Is harmonisatie haalbaar?

De tweede vraag die zich stelt is: harmoniseren we van de top down of de bottom up? Top-down harmonisatie zou de hele problematiek snel oplossen maar zou de juridische diversiteit in de EU wegvagen. Daarbij zou het kunnen dat de Europese leiders zo’n regels niet eens mogen of willen aannemen.

Bottom-up harmonisatie daarentegen is dynamisch en vrijwillig. Belangrijk in dit kader, is de Rome I Verordening. Rome I is een soort wet op het niveau van de EU, dat het toepasselijke recht voor contracten regelt. Rome I zegt dat mensen zelf het toepasselijke recht kunnen kiezen.

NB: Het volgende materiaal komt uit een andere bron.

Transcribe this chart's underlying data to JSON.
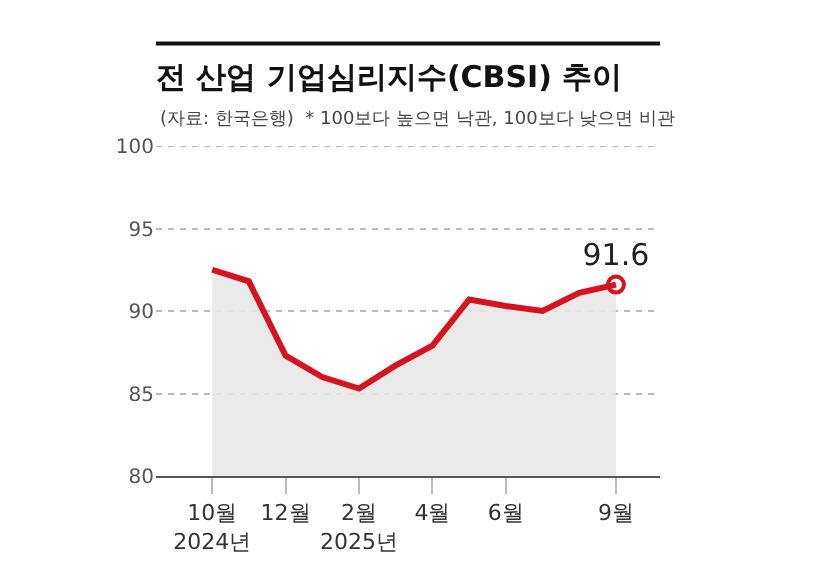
{
  "chart_data": {
    "type": "area",
    "title": "전 산업 기업심리지수(CBSI) 추이",
    "subtitle": "(자료: 한국은행)  * 100보다 높으면 낙관, 100보다 낮으면 비관",
    "categories": [
      "10월\n2024년",
      null,
      "12월",
      null,
      "2월\n2025년",
      null,
      "4월",
      null,
      "6월",
      null,
      null,
      "9월"
    ],
    "series": [
      {
        "color": "#d7141e",
        "values": [
          92.5,
          91.8,
          87.3,
          86.0,
          85.3,
          86.7,
          87.9,
          90.7,
          90.3,
          90.0,
          91.1,
          91.6
        ],
        "value_labels": [
          null,
          null,
          null,
          null,
          null,
          null,
          null,
          null,
          null,
          null,
          null,
          "91.6"
        ]
      }
    ],
    "ylim": [
      80,
      100
    ],
    "yticks": [
      80,
      85,
      90,
      95,
      100
    ],
    "grid": "y"
  }
}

Dus als je met de uitwisselingsstudent afspreekt dat het Belgische recht, of zelfs het Zweeds, het Nederlandse… recht van toepassing is, kan dat perfect! Ook niet-statelijke regels kunnen (in zekere mate) gekozen worden als toepasselijk recht voor contracten.

So what’s the issue?

Wat is het probleem dan? Als je met de uitwisselingsstudent afspreekt dat het Belgische recht van toepassing is, kan je beter inschatten wat er gaat gebeuren als de koper niet betaalt. Toch, dan is de buitenlandse student in het nadeel, want hij kent het Belgisch recht niet.

Daarom zijn niet-statelijke regels zo interessant. U kan ze gemakkelijk online vinden, er zijn honderden pagina’s uitleg over hoe u ze moet interpreteren en er is veel rechtspraak als u ergens onzeker over bent. Door niet-statelijke regels als toepasselijk recht te kiezen, zijn geen van beide partijen benadeeld en brengt men langzaam de rechtsstelsels naar elkaar toe.

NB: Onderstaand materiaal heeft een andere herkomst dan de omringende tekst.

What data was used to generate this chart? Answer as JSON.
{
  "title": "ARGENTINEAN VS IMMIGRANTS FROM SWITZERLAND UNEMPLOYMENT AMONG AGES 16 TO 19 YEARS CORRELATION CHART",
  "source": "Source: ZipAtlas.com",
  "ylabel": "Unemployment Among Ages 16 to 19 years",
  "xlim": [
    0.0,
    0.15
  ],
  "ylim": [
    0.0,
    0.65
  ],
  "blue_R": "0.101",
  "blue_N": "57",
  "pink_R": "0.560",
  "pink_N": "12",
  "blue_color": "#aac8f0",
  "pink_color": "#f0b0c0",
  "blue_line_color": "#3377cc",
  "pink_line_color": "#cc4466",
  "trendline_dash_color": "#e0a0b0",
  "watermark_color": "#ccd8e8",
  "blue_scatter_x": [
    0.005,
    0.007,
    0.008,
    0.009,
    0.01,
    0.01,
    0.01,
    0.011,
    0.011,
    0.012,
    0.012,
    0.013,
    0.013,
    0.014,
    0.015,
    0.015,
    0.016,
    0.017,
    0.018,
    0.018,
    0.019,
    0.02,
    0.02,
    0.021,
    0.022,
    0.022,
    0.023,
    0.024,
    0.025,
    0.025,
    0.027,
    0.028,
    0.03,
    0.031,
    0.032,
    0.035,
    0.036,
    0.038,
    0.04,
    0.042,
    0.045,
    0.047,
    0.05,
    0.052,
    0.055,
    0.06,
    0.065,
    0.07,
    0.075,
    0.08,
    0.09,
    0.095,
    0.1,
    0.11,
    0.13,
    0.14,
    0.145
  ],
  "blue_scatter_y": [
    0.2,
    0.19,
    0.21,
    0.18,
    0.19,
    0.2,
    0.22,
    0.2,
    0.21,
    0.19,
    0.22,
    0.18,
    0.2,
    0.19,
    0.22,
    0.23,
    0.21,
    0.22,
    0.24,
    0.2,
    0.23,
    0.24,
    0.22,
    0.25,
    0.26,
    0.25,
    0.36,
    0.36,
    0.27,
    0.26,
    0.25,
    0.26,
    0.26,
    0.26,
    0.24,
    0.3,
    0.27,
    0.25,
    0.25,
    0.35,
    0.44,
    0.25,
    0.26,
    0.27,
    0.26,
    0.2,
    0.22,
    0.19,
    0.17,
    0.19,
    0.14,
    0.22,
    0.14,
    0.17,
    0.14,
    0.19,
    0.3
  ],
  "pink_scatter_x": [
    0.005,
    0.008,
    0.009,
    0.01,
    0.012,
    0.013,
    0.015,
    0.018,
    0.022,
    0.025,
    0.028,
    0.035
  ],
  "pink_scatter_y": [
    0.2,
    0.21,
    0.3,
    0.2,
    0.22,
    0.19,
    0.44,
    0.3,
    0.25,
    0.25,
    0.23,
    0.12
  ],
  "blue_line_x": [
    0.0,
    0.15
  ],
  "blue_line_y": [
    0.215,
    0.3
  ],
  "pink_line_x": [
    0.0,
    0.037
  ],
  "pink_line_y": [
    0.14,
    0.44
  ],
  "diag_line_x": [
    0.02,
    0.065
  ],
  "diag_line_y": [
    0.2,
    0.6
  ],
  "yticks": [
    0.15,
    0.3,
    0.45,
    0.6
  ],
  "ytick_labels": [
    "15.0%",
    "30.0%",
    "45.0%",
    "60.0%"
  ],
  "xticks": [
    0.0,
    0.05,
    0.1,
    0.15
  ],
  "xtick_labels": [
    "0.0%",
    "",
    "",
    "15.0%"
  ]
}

De derde vraag is dan ook of contractspartijen vandaag al werken met zo’n niet-statelijke regels. Met andere woorden: kiezen zijn voor de PECL, de DCFR of de UNIDROIT Principles als toepasselijk recht? Is er sprake van bottom-up harmonisatie?

Een stand van zaken

In een onderzoek werden 7 advocaten over de hele Europese Unie bevraagd. En zij deelden mee dat niet-statelijke regels zelden gebruikt worden als toepasselijk recht. Daar zijn verschillende redenen voor. De meeste mensen en zelfs advocaten kennen niet-statelijke regels niet, of zijn er niet mee vertrouwd. Zeker juridische adviseurs kennen hun eigen recht beter en zullen dat recht ook aanraden aan hun cliënten.

Toch zijn er drie situaties waar niet-statelijke regels wél worden gebruikt. Vooreerst kunnen de contractspartijen een compromis sluiten. U kan met de uitwisselingsstudent overeenkomen dat de PECL van toepassing zijn, mochten er problemen zijn bij de uitvoering van de verkoop. Ten tweede stellen niet-juridisch geschoolde mensen soms contracten op, zonder goed te weten wat de gevolgen zijn van de termen die ze gebruiken. Tot slot zijn er soms advocaten die hun cliënten aanraden niet-statelijke regels te gebruiken, omdat dat nu eenmaal voordeliger is voor in specifieke geval.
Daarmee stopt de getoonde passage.